Almanya'da yenilenebilir enerjilere geçiş, elektrik faturalarına eklenen katılma payıyla finanse ediliyor. Ancak katılma payınının tüketici aleyhine böyle artacağı düşünülmediğinden, yeşil enerjinin imajına gölge düştü. Deutsche Welle'nin haberine göre, nükleer enerji santrallerini kapatma kararı alan Almanya'nın yeni enerji kaynaklarına yatırım yapması gerekiyor. Amaçlanan ise yenilenebilir enerji kaynaklarının yaygınlaştırılması. Alman enerji firması Prognos’ta proje menajeri olarak çalışan Frank Peter araştırmasında Almanya'daki enerji teknolojilerini karşılaştırdı. Frank Peter, rüzgâr ve güneş enerjisinden elektrik üretiminin hava duruma bağlı olarak değiştiğini söylüyor. Bunun sorun oluşturduğunu ve tesislerin sistematik şekilde düzenlenemediğini belirten Peter, bu alanda üretim ve tüketimin yönlendirilmesi gerektiğini ifade ediyor.
Yenilenebilir enerji kaynaklarının önündeki engeller
Peter, yenilenebilir enerji kaynaklarının önündeki engellerin kaldırılması gerektiğine dikkat çekiyor: “Almanya’da piyasa sistemi henüz yeni gelişmelere ayak uyduramıyor. Rüzgâr ve güneşten elde edilen ve hava durumuna göre dalgalanma gösteren enerji kaynakları söz konusu. Ama güneş olmadığında ya da rüzgâr esmediğinde bunun yerini alacak bir stoklama sistemi yok. Bir geçiş sürecindeyiz. Yeni koşullarla uyum sağlayacak bir piyasa düzenine ihtiyacımız var. Doğal gaz ya da kömür santrallerinin de gelecekte bu sistem içinde ekonomik bir işlev görmesi gerekiyor. Bu da Almanya’da yeni kurulacak koalisyon hükümetinin başlıca görevleri arasında bulunuyor.”
Klâsik enerji santralleri devreden çıkartılıyor
Frank Peter'e göre, Almanya'da geleneksel enerji santrallerinin ekonomik gücü yavaş yavaş kayboluyor. Peki Almanya'da artık yeni doğal gaz ve kömür santralleri inşa edilmeyecek mi? Peter bu soruya "Evet, aynen öyle. Son yıllardaki doğal gaz ve kömür santrallerine ilişkin planlamalara şöyle bir göz atabilirsiniz. Bu projelerin çoğu kısmen süresiz iptal edildi. Ancak öte yandan ekonomik verimliliklerinin düşmesi nedeniyle mevcut enerji santrallerinin orantısız bir şekilde devreden çıkartılmaması, kapatılmaması gerekiyor" yanıtını veriyor.

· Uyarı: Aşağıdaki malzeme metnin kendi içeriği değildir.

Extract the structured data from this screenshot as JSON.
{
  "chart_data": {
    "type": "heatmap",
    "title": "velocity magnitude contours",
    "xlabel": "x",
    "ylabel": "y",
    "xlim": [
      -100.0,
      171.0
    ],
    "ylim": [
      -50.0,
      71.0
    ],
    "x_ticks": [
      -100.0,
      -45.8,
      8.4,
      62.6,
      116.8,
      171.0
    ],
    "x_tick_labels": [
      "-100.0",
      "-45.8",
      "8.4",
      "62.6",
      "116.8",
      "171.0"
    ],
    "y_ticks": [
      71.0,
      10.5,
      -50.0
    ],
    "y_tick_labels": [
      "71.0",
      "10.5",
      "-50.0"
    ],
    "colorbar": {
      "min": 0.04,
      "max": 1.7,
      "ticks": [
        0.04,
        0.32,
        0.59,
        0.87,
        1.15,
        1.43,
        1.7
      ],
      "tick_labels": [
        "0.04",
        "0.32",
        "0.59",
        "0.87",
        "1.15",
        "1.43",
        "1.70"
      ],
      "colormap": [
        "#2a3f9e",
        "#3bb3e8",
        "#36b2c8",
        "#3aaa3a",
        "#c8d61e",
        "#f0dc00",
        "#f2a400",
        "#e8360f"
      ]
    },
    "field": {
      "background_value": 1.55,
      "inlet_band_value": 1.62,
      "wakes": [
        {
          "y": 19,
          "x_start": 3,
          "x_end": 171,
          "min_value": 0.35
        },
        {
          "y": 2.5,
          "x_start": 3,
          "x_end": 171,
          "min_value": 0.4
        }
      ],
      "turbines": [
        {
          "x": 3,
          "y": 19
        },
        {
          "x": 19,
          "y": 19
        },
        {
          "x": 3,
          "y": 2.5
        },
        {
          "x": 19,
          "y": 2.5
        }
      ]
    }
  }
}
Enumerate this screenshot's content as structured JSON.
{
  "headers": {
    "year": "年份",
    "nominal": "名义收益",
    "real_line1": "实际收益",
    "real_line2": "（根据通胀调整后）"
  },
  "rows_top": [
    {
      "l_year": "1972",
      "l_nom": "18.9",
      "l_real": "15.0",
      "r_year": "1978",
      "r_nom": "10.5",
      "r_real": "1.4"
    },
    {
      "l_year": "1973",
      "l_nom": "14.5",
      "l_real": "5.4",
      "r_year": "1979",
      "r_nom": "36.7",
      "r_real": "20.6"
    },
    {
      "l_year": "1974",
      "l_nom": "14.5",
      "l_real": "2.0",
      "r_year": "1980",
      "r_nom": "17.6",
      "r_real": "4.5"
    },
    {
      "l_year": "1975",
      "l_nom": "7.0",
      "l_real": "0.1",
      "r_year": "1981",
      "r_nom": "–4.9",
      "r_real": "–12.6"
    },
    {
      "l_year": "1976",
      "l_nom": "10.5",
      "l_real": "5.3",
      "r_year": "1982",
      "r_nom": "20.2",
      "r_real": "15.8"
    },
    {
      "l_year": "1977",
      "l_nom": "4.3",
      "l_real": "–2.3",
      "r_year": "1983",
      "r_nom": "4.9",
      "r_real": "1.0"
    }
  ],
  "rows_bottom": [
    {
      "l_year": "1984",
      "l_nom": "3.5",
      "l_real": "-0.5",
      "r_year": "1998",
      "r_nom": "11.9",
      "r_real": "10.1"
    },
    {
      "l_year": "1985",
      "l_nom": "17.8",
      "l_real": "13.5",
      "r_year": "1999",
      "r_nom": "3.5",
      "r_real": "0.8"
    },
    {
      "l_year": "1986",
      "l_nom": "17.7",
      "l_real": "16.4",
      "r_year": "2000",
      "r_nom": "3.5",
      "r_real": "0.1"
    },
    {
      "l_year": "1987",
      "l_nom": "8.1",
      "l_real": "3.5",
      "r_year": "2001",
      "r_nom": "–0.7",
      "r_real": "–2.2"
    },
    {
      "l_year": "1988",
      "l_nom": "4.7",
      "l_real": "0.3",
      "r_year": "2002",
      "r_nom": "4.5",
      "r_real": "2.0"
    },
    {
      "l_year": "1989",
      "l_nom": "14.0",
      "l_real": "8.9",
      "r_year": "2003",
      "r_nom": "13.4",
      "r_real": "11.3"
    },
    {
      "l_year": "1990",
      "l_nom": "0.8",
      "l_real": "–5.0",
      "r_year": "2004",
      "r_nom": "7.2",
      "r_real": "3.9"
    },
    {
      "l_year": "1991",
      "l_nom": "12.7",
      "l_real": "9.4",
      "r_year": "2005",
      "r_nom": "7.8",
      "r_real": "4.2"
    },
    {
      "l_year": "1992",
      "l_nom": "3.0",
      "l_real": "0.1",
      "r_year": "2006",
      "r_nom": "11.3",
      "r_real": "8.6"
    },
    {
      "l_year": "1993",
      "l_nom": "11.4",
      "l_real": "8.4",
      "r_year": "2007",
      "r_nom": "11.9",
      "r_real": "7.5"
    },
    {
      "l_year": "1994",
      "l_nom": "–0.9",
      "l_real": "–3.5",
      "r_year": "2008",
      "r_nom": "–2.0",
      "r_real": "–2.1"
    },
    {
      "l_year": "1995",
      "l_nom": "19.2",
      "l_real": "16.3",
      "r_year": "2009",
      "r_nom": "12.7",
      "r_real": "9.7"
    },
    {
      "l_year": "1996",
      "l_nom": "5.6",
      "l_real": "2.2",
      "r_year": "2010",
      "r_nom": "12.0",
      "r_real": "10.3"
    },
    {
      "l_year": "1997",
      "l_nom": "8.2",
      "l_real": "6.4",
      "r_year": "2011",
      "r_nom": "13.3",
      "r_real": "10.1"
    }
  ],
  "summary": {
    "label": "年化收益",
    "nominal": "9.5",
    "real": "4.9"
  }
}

'Enerji sevkiyatı pahalıya mal olur'
Güney Avrupa ülkelerinde güneş enerjisi elde etmek nispeten daha ucuz. Güney ülkelerinden Orta Avrupa'ya güneş enerjisi sevkiyatının kazançlı bir yatırım olup olmadığı konusunda ise Frank Peter şunları söylüyor: “İtalya’nın güneyinde, İspanya’nın güneyinde ya da Yunanistan’da bizdekinden daha fazla güneş var. Güneş enerjisinden elde edilen elektriğin kilovat saati 5 ila 6 cent civarında. Ancak bu enerjinin Almanya’ya sevk edilmesi sonucunda da bu fiyata en az 2,5 ila 3 cent eklenecektir. Bu nedenle güneş enerjisinden elde edilen elektriğin güneyden Orta Avrupa’ya sevkiyatının, buradaki tesislerde üretilecek elektrikten daha avantajlı olacağını düşünmüyorum.”
'Diğer ülkelerde uygulamak zor'
Almanya, yenilenebilir enerji kaynaklarını yaygınlaştırmaya çalışıyor. Almanya’nın bu alanda edindiği tecrübelerin diğer ülkelerde de uygulanması ne ölçüde mümkün? Enerji uzmanı Frank Peter şöyle konuşuyor: “Hayır, bu noktada aslında ufak bir sorun var! Örneğin Yunanistan’da bunun örneklerini görüyoruz. Orada yenilenebilir enerjilerin planlaması, izni ve bağlantılarının oluşturulması Almanya’daki sürece kıyasla daha pahalıya mal oluyor. Ayrıca Almanya’da yenilenebilir enerjilerin finansmanı için uygun krediler veriliyor. Güney Avrupa’da ise çok daha yüksek faiz ödemek zorundalar.”